Non si potrebbe rispondere meglio a questi interrogativi di come ha fatto Mattarella nel discorso dell’ultimo dell’anno: “Si registra ovunque un fenomeno di evidente polarizzazione che tocca tanti aspetti della nostra convivenza. Appare sempre più difficile preservare lo spazio del dialogo e della mediazione all’interno di società che sembrano oggetto di forze centrifughe divaricanti, con una pericolosa riduzione delle occasioni di dialogo, di collaborazione, di condivisione. Si tratta di una dinamica che non riguarda soltanto la politica ma la precede e va molto oltre.

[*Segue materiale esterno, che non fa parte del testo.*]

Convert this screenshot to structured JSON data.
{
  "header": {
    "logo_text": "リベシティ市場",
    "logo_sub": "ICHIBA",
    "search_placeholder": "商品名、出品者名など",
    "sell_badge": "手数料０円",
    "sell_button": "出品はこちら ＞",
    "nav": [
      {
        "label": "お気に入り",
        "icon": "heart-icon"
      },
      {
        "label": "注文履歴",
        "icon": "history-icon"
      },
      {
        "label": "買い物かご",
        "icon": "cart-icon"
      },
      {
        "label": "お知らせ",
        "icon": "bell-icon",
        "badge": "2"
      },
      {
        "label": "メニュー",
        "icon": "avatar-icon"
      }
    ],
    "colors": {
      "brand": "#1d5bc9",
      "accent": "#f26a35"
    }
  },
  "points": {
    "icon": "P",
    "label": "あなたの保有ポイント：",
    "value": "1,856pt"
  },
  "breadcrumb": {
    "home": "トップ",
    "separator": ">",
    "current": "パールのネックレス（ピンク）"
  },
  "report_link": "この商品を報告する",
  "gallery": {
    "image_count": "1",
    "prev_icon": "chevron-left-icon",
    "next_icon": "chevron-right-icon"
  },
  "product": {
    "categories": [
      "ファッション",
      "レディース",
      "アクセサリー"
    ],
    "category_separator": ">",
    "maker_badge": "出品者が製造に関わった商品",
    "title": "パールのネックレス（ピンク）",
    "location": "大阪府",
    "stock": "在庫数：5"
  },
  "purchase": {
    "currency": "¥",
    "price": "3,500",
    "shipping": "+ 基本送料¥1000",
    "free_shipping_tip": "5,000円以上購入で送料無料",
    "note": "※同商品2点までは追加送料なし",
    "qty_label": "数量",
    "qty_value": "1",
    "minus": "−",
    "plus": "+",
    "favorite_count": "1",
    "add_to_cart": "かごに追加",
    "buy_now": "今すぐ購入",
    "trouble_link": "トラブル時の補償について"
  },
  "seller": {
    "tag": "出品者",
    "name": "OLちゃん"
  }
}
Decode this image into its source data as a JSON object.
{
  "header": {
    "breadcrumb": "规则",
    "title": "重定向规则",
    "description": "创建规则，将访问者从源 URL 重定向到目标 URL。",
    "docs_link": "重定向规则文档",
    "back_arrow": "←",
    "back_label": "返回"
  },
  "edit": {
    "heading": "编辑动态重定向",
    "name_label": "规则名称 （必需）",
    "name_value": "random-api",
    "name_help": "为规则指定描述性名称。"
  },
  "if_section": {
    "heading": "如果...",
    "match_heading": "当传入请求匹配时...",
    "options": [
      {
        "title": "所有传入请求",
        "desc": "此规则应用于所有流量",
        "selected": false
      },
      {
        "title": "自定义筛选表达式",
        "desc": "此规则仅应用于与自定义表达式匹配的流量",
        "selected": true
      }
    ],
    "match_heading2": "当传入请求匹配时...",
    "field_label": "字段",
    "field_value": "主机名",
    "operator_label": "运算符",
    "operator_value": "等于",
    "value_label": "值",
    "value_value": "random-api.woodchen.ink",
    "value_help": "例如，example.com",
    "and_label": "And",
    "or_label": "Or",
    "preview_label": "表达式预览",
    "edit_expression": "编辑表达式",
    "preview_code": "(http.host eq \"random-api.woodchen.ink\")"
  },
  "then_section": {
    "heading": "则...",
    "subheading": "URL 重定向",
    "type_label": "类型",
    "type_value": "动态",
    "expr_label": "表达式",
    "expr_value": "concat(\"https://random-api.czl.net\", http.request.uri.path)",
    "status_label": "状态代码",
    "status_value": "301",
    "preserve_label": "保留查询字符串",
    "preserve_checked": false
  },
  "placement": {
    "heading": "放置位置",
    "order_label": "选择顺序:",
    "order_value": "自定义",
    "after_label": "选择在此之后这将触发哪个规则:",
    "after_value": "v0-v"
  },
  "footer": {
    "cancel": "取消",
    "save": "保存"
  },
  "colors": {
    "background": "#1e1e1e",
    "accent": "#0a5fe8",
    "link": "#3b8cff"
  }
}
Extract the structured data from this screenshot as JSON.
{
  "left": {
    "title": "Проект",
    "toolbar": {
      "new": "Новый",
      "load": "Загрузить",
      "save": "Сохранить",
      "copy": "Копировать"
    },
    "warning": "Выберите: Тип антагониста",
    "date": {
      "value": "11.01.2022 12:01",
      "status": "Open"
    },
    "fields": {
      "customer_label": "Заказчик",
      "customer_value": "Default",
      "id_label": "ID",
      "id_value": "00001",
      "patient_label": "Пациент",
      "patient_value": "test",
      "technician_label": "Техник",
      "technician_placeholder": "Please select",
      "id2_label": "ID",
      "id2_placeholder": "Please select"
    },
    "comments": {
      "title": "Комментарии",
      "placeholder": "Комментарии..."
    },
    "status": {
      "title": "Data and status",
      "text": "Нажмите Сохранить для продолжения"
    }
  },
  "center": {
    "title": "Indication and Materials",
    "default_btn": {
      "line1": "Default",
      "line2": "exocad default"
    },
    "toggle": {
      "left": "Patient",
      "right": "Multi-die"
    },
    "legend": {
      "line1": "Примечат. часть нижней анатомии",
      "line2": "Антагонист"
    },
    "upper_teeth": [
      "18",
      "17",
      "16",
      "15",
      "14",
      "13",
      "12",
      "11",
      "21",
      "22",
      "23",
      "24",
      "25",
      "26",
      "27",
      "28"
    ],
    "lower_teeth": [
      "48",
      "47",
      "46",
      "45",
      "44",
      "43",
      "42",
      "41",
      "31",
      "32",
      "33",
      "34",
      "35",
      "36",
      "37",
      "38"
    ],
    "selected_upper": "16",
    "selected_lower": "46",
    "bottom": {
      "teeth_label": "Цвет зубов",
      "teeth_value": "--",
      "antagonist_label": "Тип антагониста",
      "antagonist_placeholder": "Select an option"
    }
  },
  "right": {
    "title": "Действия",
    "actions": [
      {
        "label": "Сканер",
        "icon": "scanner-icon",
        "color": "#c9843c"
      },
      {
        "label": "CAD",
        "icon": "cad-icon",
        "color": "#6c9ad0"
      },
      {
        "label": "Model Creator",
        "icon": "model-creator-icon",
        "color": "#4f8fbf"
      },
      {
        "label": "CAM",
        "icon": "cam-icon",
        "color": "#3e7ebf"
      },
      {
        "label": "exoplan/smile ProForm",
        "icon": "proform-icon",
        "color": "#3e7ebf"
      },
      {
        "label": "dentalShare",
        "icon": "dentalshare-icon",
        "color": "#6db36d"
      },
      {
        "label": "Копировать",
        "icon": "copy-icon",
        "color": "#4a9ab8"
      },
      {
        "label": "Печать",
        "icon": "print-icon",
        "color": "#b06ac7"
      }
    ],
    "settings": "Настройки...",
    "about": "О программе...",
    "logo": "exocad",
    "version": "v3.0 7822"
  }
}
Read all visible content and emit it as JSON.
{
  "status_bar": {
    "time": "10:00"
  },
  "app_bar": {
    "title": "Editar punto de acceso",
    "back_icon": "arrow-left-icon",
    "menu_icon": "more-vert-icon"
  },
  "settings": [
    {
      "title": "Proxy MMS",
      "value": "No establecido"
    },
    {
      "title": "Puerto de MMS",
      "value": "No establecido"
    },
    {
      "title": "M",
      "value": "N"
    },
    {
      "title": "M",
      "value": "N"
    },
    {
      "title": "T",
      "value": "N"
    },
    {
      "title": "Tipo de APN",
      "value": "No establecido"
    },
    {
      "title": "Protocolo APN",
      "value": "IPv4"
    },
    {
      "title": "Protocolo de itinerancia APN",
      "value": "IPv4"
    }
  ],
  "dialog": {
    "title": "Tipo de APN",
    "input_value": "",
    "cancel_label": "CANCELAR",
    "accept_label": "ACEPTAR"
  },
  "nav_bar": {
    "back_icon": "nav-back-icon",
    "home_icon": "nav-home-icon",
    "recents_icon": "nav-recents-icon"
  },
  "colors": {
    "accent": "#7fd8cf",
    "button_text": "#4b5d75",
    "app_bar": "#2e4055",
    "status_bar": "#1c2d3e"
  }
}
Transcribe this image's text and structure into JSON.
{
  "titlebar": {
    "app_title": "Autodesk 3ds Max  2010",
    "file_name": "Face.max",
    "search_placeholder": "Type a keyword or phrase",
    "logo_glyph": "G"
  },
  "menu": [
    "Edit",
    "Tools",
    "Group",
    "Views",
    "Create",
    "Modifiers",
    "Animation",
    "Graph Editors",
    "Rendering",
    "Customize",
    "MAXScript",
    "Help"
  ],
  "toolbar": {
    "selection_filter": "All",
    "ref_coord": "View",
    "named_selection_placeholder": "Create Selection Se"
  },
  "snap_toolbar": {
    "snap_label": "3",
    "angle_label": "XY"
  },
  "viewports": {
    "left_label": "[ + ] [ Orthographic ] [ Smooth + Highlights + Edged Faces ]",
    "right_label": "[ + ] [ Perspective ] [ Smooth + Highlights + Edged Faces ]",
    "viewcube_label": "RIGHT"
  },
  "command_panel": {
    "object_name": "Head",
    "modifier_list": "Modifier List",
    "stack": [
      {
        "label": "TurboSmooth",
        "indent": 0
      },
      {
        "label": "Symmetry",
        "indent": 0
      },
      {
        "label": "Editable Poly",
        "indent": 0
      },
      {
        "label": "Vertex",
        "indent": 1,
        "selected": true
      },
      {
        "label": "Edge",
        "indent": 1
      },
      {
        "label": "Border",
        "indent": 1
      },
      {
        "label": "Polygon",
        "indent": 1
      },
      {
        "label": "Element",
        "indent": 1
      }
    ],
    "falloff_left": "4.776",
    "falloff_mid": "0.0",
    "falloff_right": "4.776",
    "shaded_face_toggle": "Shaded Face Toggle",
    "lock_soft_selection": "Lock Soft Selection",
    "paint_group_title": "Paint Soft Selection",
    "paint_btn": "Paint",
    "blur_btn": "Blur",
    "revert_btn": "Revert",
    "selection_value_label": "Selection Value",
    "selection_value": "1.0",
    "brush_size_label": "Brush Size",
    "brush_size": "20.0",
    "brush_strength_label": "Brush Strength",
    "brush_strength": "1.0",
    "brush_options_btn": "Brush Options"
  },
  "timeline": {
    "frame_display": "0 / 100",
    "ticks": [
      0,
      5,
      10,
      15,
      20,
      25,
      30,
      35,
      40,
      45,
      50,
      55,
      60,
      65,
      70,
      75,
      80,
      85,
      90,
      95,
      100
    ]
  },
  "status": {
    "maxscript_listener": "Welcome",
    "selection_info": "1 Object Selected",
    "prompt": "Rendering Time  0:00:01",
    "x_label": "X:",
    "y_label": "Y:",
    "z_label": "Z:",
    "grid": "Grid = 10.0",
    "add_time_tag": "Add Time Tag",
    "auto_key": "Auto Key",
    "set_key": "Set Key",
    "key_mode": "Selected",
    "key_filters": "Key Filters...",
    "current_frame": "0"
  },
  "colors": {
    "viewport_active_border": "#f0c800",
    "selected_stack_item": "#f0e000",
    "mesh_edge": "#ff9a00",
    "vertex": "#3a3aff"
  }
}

Tocca ambiti sociali, economici, culturali, persino etici. Il pluralismo delle idee, l’articolazione di diverse opinioni rappresentano l’anima di una democrazia. Questo è il principio cardine delle democrazie delle società occidentali. Ma sempre più spesso vi appare la strada di una radicalizzazione che pretende di semplificare escludendo l’ascolto e riducendo la complessità alle categorie amico/nemico”.
Le memorie familiari
Il dibattito storiografico, in modi più o meno approfonditi, si è interrogato sulla memoria. Fino allo sfinimento. Il passato che non passa. Il bisogno di una memoria condivisa. Anche qui: sforzi più che lodevoli. Con la consapevolezza e l’onestà intellettuale nel preservare il ricordo e la memoria, e però sapendo, non di meno, discernere una giusta dose di oblio. Come nelle vite personali, la memoria può e deve essere selettiva e relativa a ciò che è davvero fondamentale. Se vogliamo sia interiorizzata e metabolizzata.
E, infine, non va mai dimenticato che la nostra è l’ultima generazione ad avere vissuto i tragici eventi novecenteschi attraverso i racconti vividi dei nonni e dei genitori.
E quello della memoria, tramandata in ambito familiare, ha un valore radicato, nel bene, come nel male, incommensurabilmente più profondo di qualsiasi fonte scritta. Un filtro soggettivo verso cui la storia orale ci suggerisce, ovviamente, molta cautela.
E che pure è così importante per dare conto e onorare quella particolare resistenza al nazifascismo che avvenne nel cuore della società civile, diffusa e scarsamente riconosciuta nei decenni seguenti la liberazione. Quella che si dimostrava non tanto e solo negli atti eroici ma nelle reti di aiuto e di soccorso clandestini di tante donne, contadini, medici, parroci, funzionari pubblici indispensabili a proteggere e a soccorrere materialmente e moralmente.
La nostra generazione ha potuto ascoltare queste memorie attraverso i ricordi dei familiari. Diversamente dai giovani che hanno assimilato questi tragici eventi solo attraverso il filtro delle inevitabili retoriche celebrative.
Io sono cresciuta in una famiglia molto numerosa: tutti e quattro i nonni, due zie nubili e noi quattro figli ci ritrovavamo, ogni giorno, intorno a una lunga tavola.
Il nonno materno aveva la sua ‘narrazione’, la più remota: raccontava di Caporetto, del Piave, della val Pusteria.
Il nonno paterno della sua prigionia nel caldo torrido dell’ in Africa; mio padre espulso dal liceo perché antifascista. Medico partigiano della Brigata Maiella ci incantava raccontando la sua fuga notturna da un casolare, dove era rinchiuso con altri compagni, per scampare alla fucilazione che li attendeva all’alba.
Mio nonno paterno, socialista, imprigionato a Regina Caeli sfuggito per un soffio alla strage delle Fosse Ardeatine, litigava spesso con i parenti materni, cattolici e democristiani. Queste divergenze ideologiche, però, non intaccavano mai l’unità familiare, che rimaneva solidale e aperta.
Aperta al dialogo sì, ma sul 25 aprile non si poteva discutere. Era il giorno della Liberazione. Si doveva festeggiare. Il 25 aprile del 1945 fu il giorno in cui il Comitato di Liberazione Nazionale dell’Alta Italia che aveva sede a Milano proclamò l’insurrezione generale anche negli altri territori ancora occupati dai nazifascisti, incitando i partigiani ad attaccarne i presidi prima dell’arrivo degli alleati. Intimando loro “Arrendersi o perire”.
E noi bambini imparavamo da quelle discussioni, da quelle emozioni. Ora il lavoro della memoria è tutto più difficile. E la nostra generazione ha una responsabilità in più.